AAUW RELEASES REPORT ON GENDER GAP IN WAGES

by Art Gutman Ph.D., Professor, Florida Institute of Technology

The report is based on data from college graduates in 2007 and 2008 that were employed full time a year after their graduation. The report may be viewed at:

http://www.aauw.org/GraduatetoaPayGap/upload/AAUWGraduatingtoaPayGapReport.pdf

The report reveals that overall, women earned 82% of what the men earned. After controlling for relevant covariates such as hours worked, occupation, college major, employment sector, and others, the pay gap difference shrunk to roughly 7%. The report then offers two factors for the remaining gap.

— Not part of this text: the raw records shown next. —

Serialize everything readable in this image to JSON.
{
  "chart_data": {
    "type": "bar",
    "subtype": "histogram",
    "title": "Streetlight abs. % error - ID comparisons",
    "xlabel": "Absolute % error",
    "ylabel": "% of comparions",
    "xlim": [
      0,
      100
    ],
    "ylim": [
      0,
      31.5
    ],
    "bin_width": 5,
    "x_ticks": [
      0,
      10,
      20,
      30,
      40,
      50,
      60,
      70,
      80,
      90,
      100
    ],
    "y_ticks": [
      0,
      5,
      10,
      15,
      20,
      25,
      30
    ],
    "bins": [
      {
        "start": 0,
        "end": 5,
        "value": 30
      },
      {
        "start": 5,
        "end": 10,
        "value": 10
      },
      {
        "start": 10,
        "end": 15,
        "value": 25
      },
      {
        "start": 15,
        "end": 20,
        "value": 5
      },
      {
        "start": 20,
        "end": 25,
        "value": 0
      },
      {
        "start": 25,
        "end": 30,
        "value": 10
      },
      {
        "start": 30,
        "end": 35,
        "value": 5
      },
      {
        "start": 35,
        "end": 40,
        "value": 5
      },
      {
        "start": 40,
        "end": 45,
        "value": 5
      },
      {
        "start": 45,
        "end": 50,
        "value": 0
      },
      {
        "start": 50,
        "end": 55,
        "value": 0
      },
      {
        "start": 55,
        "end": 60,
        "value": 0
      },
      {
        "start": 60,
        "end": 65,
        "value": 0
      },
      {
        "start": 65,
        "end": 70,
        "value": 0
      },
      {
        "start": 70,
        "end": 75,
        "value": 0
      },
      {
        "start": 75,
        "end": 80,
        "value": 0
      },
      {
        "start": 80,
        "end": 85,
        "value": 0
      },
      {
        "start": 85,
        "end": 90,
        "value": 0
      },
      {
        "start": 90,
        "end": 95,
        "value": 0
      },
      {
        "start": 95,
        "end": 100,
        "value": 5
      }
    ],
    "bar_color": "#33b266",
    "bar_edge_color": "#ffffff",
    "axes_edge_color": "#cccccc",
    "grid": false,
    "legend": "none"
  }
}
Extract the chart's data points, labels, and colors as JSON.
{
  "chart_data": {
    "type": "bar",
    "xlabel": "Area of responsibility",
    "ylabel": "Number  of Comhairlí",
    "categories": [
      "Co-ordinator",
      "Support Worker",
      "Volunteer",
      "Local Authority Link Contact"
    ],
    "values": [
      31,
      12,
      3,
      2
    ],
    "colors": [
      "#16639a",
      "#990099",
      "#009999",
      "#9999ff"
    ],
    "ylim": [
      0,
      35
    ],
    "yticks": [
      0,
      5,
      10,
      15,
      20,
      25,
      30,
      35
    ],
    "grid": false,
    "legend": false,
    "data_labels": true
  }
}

Not surprisingly, the first factor is discrimination against females. Support for this factor comes from increasing numbers of pay discrimination claims and monetary awards based on these claims won by the EEOC. The second factor is willingness and ability to negotiate salary. The report suggests that “men are more likely than women to negotiate their salaries”, and that at least in part, “this difference may reflect women’s awareness that employers are likely to view negotiations by men more favorably than negotiations by women.”

The report is quite detailed, and offers several reasons why the pay gap is important, not the least of which is that since these are college grads just entering the workforce, and many are likely to have student loans, female grads as a result of the gap face a difficult hurdle in paying off these loans.